Jean Jacques Millant is perhaps the most innovative and brilliant of 20th century French makers. This futuristic bow represents a high point in his craft – it’s a remarkable player and the condition is as new.
There are very few makers who succeed in re-imagining the violin bow, but Jean Jacques Millant had the confidence and the skill to do it. His work is always exquisite, but this personal model with the divided frog was really the first truly contemporary bow – and unlike so many design innovations, the aesthetic is completely successful.
Somehow this radical shape looks immediately natural – all parts complement each other, and the head and the frog soom to relate to each other in a way that you don’t see on a conventional frog.
Typically for Millant the head is a Peccatte model. The stick is of exceptional flamed pernambuco of a warm orange-brown, round section, mounts are gold and tortoiseshell.
The bow appears to be unused – there are no marks or defects whatsoever.
This is a visually arresting bow and uniquely collectable, but it’s also a tremendous player, much more in the vein of Henry or Simon than of the mid 20th century.
The sound is big, smooth and creamy. The frog design lends an unusual degree of stability to the stick, and the tracking is remarkable – these two things in conjunction add up to a bow which feels really secure, yet there’s also great clarity and articulation.
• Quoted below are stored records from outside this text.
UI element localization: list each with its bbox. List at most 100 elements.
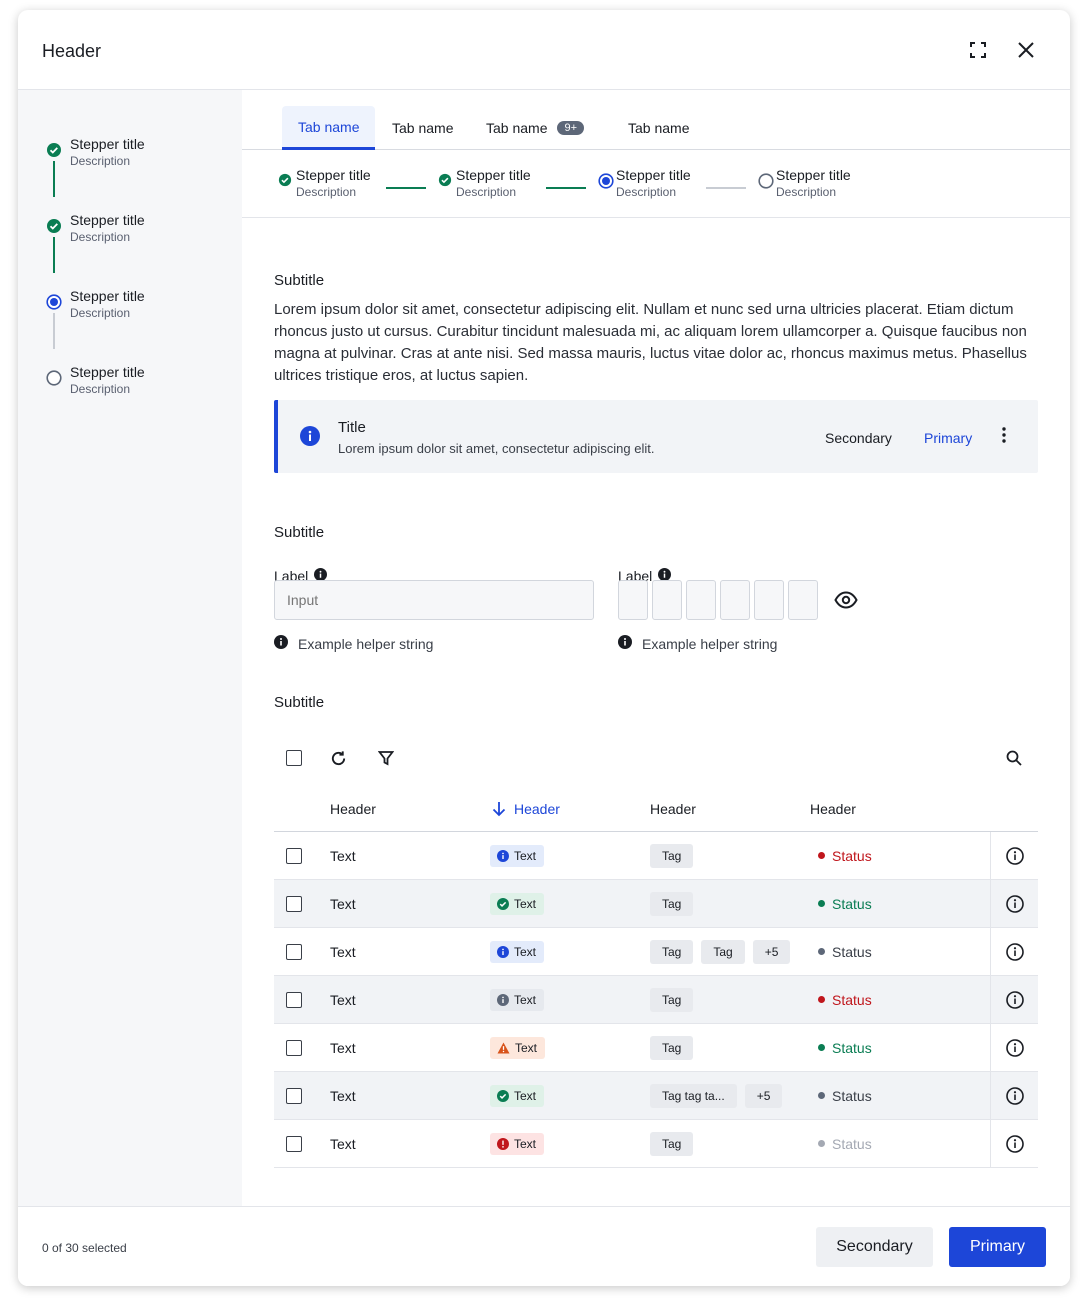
sidebar-step-1[interactable]: Stepper title Description bbox=[46, 136, 145, 168]
row-checkbox[interactable] bbox=[286, 928, 302, 975]
tag: Tag tag ta... bbox=[650, 1083, 737, 1108]
check-circle-icon bbox=[497, 897, 509, 910]
cell-status: Status bbox=[818, 880, 872, 927]
cell-text: Text bbox=[330, 943, 356, 960]
check-circle-icon bbox=[47, 219, 61, 233]
row-info-button[interactable] bbox=[990, 880, 1038, 927]
column-header[interactable]: Header bbox=[330, 801, 376, 817]
row-info-button[interactable] bbox=[990, 1072, 1038, 1119]
secondary-button[interactable]: Secondary bbox=[816, 1227, 933, 1267]
notification-primary-button[interactable]: Primary bbox=[924, 430, 972, 446]
column-header-sorted[interactable]: Header bbox=[492, 801, 560, 817]
header-label: Header bbox=[810, 801, 856, 817]
pin-digit-input[interactable] bbox=[652, 580, 682, 620]
pin-digit-input[interactable] bbox=[754, 580, 784, 620]
table-row[interactable]: Text Text Tag Status bbox=[274, 976, 1038, 1024]
step-title: Stepper title bbox=[70, 364, 145, 380]
eye-icon[interactable] bbox=[834, 591, 858, 614]
expand-icon[interactable] bbox=[968, 40, 988, 60]
cell-pill: Text bbox=[490, 1072, 545, 1119]
sidebar-step-2[interactable]: Stepper title Description bbox=[46, 212, 145, 244]
tab-1[interactable]: Tab name bbox=[282, 106, 376, 150]
step-title: Stepper title bbox=[616, 167, 691, 183]
row-checkbox[interactable] bbox=[286, 1120, 302, 1167]
refresh-icon[interactable] bbox=[330, 750, 347, 772]
row-info-button[interactable] bbox=[990, 976, 1038, 1023]
notification-secondary-button[interactable]: Secondary bbox=[825, 430, 892, 446]
step-title: Stepper title bbox=[70, 288, 145, 304]
row-checkbox[interactable] bbox=[286, 976, 302, 1023]
status-dot bbox=[818, 1092, 825, 1099]
select-all-checkbox[interactable] bbox=[286, 750, 302, 766]
info-outline-icon bbox=[1005, 894, 1024, 913]
row-info-button[interactable] bbox=[990, 1120, 1038, 1167]
overflow-menu-icon[interactable] bbox=[1002, 427, 1006, 448]
header-label: Header bbox=[330, 801, 376, 817]
tag: Tag bbox=[650, 843, 694, 868]
pin-digit-input[interactable] bbox=[788, 580, 818, 620]
stepper-step-1[interactable]: Stepper title Description bbox=[278, 167, 371, 199]
step-connector bbox=[53, 161, 55, 197]
tab-3[interactable]: Tab name 9+ bbox=[470, 106, 600, 150]
row-checkbox[interactable] bbox=[286, 832, 302, 879]
row-info-button[interactable] bbox=[990, 832, 1038, 879]
stepper-step-4[interactable]: Stepper title Description bbox=[758, 167, 851, 199]
column-header[interactable]: Header bbox=[810, 801, 856, 817]
cell-tags: Tag bbox=[650, 1120, 701, 1167]
table-row[interactable]: Text Text Tag Tag +5 Status bbox=[274, 928, 1038, 976]
tab-label: Tab name bbox=[392, 120, 454, 136]
tab-2[interactable]: Tab name bbox=[376, 106, 469, 150]
pin-digit-input[interactable] bbox=[686, 580, 716, 620]
status-pill: Text bbox=[490, 988, 545, 1011]
filter-icon[interactable] bbox=[377, 750, 395, 771]
tab-4[interactable]: Tab name bbox=[612, 106, 705, 150]
sidebar-step-3[interactable]: Stepper title Description bbox=[46, 288, 145, 320]
step-title: Stepper title bbox=[296, 167, 371, 183]
check-circle-icon bbox=[497, 1089, 509, 1102]
tag: Tag bbox=[650, 987, 694, 1012]
primary-button[interactable]: Primary bbox=[949, 1227, 1046, 1267]
status-dot bbox=[818, 948, 825, 955]
table-row[interactable]: Text Text Tag tag ta... +5 Status bbox=[274, 1072, 1038, 1120]
column-header[interactable]: Header bbox=[650, 801, 696, 817]
text-input[interactable] bbox=[274, 580, 594, 620]
table-row[interactable]: Text Text Tag Status bbox=[274, 1120, 1038, 1168]
table-row[interactable]: Text Text Tag Status bbox=[274, 880, 1038, 928]
row-checkbox[interactable] bbox=[286, 1024, 302, 1071]
stepper-step-2[interactable]: Stepper title Description bbox=[438, 167, 531, 199]
cell-tags: Tag tag ta... +5 bbox=[650, 1072, 790, 1119]
info-icon bbox=[618, 635, 632, 652]
status-pill: Text bbox=[490, 844, 545, 867]
pill-text: Text bbox=[515, 1040, 538, 1055]
check-circle-icon bbox=[438, 173, 452, 187]
table-row[interactable]: Text Text Tag Status bbox=[274, 832, 1038, 880]
cell-text: Text bbox=[330, 1039, 356, 1056]
step-description: Description bbox=[776, 185, 837, 199]
header-label: Header bbox=[514, 801, 560, 817]
pin-digit-input[interactable] bbox=[618, 580, 648, 620]
status-pill: Text bbox=[490, 892, 545, 915]
cell-status: Status bbox=[818, 1024, 872, 1071]
cell-tags: Tag bbox=[650, 976, 701, 1023]
modal-footer: 0 of 30 selected Secondary Primary bbox=[18, 1206, 1070, 1286]
row-info-button[interactable] bbox=[990, 928, 1038, 975]
checkbox bbox=[286, 1135, 302, 1152]
table-row[interactable]: Text Text Tag Status bbox=[274, 1024, 1038, 1072]
checkbox bbox=[286, 943, 302, 960]
info-icon bbox=[274, 635, 288, 652]
cell-text: Text bbox=[330, 1135, 356, 1152]
stepper-step-3[interactable]: Stepper title Description bbox=[598, 167, 691, 199]
checkbox bbox=[286, 1039, 302, 1056]
search-icon[interactable] bbox=[1006, 750, 1022, 771]
tab-bar: Tab name Tab name Tab name 9+ Tab name bbox=[242, 90, 1070, 150]
horizontal-stepper: Stepper title Description Stepper title … bbox=[242, 150, 1070, 218]
row-info-button[interactable] bbox=[990, 1024, 1038, 1071]
info-icon bbox=[497, 945, 509, 958]
sidebar-step-4[interactable]: Stepper title Description bbox=[46, 364, 145, 396]
row-checkbox[interactable] bbox=[286, 880, 302, 927]
pin-digit-input[interactable] bbox=[720, 580, 750, 620]
close-icon[interactable] bbox=[1016, 40, 1036, 60]
status-text: Status bbox=[832, 1039, 872, 1056]
row-checkbox[interactable] bbox=[286, 1072, 302, 1119]
sidebar-stepper: Stepper title Description Stepper title … bbox=[18, 90, 242, 1206]
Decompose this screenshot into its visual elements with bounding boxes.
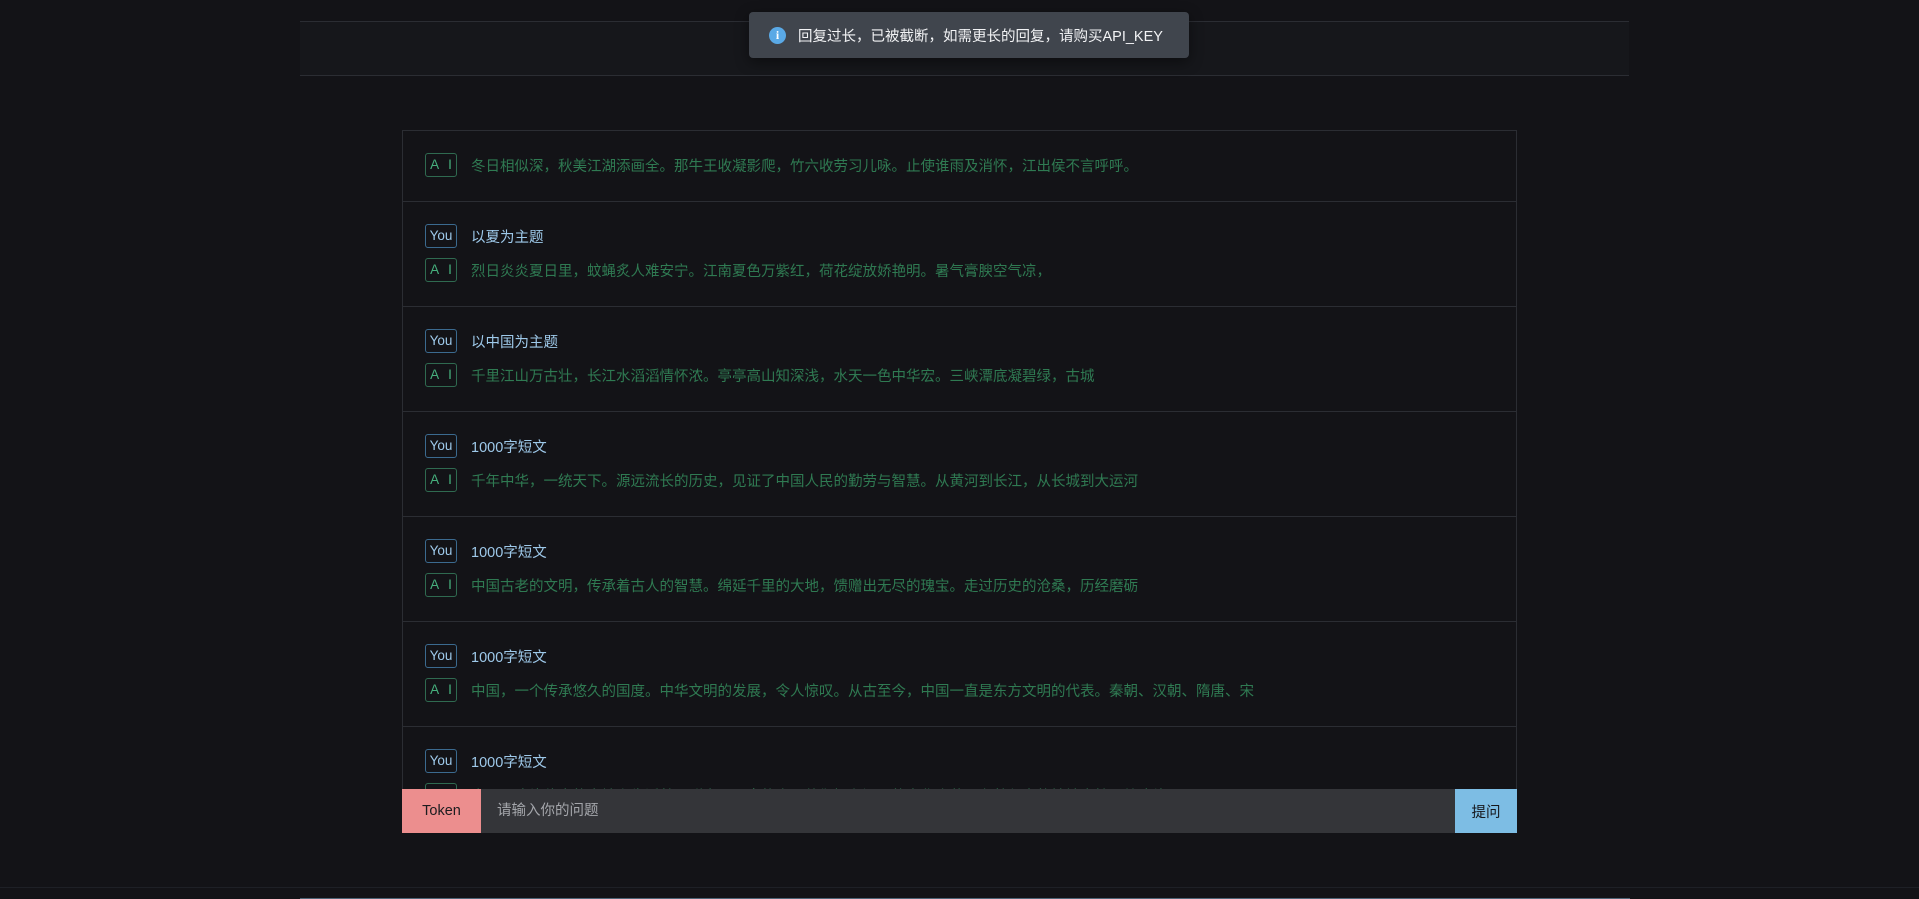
ai-message: A I 中国，一个传承悠久的国度。中华文明的发展，令人惊叹。从古至今，中国一直是东…: [403, 674, 1516, 708]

I took to this bow immediately – hard to pin down exactly what makes it special, probably it’s the absence of any weakness or irregularity. It does everything superbly, it can draw delicate wispy sounds out of the instrument but it also has big reserves of power and it seems impossible to over-play.
Slightly unexpected to find such a well-rounded “old school” sound in so radical package, but there it is – just a great bow!